The Department of Health and Human Services proposed a plan Tuesday to improve the quality and safety of healthcare through the confidential reporting of medical errors. According to the proposed rule, enforcement will include fines as high as $10,000 for breaches.

The proposed rule, mandated under the Patient Safety and Quality Improvement Act of 2005, would encourage hospitals and other healthcare providers to voluntarily report patient safety events to HHS-approved Patient Safety Organizations (PSOs), a collection of organizations both public and not-for-profit.

Hospitals and other providers can voluntarily report patient safety events without fear of new tort liability, an HHS statement said. However, reporting adverse events to PSOs will not relieve organizations from reporting required by other state and federal laws.

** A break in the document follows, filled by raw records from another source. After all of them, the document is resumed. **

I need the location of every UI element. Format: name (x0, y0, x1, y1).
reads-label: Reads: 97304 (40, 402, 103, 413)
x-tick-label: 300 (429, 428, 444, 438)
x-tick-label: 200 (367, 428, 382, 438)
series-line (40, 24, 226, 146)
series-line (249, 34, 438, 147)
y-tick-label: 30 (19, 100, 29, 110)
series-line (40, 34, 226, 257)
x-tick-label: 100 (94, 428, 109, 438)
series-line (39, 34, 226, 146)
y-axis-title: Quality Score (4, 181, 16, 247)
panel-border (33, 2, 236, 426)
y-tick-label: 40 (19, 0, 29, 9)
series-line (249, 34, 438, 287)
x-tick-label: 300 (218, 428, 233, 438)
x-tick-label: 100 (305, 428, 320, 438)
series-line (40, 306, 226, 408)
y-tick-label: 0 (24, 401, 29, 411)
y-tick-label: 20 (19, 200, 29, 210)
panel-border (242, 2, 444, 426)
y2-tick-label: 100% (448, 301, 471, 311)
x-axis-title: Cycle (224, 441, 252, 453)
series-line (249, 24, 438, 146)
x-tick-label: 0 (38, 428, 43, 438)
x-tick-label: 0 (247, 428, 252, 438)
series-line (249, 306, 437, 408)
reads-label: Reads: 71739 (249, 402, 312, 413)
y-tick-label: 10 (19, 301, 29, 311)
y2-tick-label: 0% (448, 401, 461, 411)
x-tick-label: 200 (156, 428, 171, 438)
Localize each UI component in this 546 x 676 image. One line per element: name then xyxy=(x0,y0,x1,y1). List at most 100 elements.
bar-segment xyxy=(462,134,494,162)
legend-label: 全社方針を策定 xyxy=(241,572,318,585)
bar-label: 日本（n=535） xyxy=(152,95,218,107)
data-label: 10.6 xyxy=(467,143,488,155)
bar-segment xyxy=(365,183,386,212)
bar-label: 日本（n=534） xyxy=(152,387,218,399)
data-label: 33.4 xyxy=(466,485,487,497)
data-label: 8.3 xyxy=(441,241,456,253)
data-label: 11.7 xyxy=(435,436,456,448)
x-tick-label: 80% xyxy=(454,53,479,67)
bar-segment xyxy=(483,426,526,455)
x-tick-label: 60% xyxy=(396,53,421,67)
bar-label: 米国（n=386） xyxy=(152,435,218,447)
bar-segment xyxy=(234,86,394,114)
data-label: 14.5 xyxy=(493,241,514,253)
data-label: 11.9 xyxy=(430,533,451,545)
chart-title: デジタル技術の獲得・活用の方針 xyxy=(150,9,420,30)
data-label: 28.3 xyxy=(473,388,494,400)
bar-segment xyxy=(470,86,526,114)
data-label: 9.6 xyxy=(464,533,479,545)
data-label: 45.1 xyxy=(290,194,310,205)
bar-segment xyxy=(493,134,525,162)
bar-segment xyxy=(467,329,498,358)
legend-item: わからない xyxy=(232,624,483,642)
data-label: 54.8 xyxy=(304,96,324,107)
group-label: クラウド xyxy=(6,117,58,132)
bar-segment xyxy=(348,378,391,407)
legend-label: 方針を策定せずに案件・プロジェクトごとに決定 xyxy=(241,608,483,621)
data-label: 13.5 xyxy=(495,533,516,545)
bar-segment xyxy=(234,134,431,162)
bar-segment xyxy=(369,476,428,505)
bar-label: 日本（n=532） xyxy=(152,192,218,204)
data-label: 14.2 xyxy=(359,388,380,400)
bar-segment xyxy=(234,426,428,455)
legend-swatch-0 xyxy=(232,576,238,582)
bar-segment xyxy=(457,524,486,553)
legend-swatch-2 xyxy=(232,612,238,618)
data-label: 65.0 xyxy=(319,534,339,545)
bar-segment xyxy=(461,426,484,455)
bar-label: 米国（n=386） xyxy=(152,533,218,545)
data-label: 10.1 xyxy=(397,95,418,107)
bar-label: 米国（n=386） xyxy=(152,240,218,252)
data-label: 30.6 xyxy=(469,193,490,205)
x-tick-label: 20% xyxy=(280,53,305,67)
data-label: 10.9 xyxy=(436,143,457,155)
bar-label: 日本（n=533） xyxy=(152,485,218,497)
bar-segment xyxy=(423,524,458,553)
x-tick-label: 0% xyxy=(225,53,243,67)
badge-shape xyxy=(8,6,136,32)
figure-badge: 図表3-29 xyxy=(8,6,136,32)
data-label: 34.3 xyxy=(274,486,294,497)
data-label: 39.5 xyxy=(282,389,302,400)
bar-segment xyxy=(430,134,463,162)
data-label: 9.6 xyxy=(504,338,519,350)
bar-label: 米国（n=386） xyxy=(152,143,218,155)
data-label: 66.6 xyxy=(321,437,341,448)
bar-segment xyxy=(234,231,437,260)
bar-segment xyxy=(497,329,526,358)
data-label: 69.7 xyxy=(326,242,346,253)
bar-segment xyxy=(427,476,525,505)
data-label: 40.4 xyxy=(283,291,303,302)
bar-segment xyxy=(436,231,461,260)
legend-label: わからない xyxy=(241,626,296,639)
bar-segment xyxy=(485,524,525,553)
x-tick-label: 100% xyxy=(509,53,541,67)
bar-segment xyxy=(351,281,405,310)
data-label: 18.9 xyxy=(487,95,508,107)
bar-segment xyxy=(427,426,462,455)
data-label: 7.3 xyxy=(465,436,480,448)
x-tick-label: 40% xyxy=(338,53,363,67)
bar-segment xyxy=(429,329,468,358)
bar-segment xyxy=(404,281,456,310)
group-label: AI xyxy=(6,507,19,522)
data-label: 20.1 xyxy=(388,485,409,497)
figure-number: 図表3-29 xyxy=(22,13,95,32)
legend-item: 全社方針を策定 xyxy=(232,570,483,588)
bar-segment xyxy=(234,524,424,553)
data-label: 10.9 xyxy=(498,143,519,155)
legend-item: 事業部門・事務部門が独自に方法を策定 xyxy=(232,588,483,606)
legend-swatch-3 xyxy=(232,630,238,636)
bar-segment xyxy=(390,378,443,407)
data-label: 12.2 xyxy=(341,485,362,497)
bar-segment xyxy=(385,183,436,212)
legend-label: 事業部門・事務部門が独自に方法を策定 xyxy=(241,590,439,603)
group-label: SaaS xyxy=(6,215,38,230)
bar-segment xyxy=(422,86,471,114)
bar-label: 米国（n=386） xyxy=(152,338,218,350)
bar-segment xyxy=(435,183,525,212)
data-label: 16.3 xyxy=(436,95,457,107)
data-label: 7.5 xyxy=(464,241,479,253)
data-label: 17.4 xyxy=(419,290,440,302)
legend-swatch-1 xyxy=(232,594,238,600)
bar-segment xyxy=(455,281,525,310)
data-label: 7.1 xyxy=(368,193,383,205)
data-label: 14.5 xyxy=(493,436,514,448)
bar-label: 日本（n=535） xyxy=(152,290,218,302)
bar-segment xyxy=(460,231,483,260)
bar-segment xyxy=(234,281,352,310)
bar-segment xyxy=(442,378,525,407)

J. James Rohack, MD, a board member of the American Medical Association, said the AMA has "eagerly awaited" this proposed rule.

It "will transform the current culture of blame and punishment into one of open communication and prevention," he said. "When healthcare errors can be reported in a voluntary and confidential manner, future errors can be avoided."

 

HHS' Agency for Healthcare Research and Quality (AHRQ) will administer the rule, while the Office for Civil Rights (OCR) will be the enforcer.  

OCR Director Winston Wilkinson said the OCR's enforcement of strong confidential protections will encourage participation.

AHRQ Director Carolyn M. Clancy, MD, said fear of liability or sanctions has kept some willing organizations from participating in current quality efforts, but this rule will help to address that.

"The proposed regulation provides a framework for Patient Safety Organizations to facilitate a shared-learning approach that supports effective interventions that reduce risk of harm to patients," she said. "We want to make the right thing to do the easy thing to do."

The AHRQ will publish information it learns from PSOs, including national and regional statistics and trends and patterns of patient safety events, in its annual National Healthcare Quality Report.

HHS said the 2005 Patient Safety Act was passed partly as a result of the 1999 report "To Err is Human," which estimated between 44,000 and 98,000 people die in U.S. hospitals each year as a result of preventable medical errors.

The HHS is accepting comments on the proposal until April 14.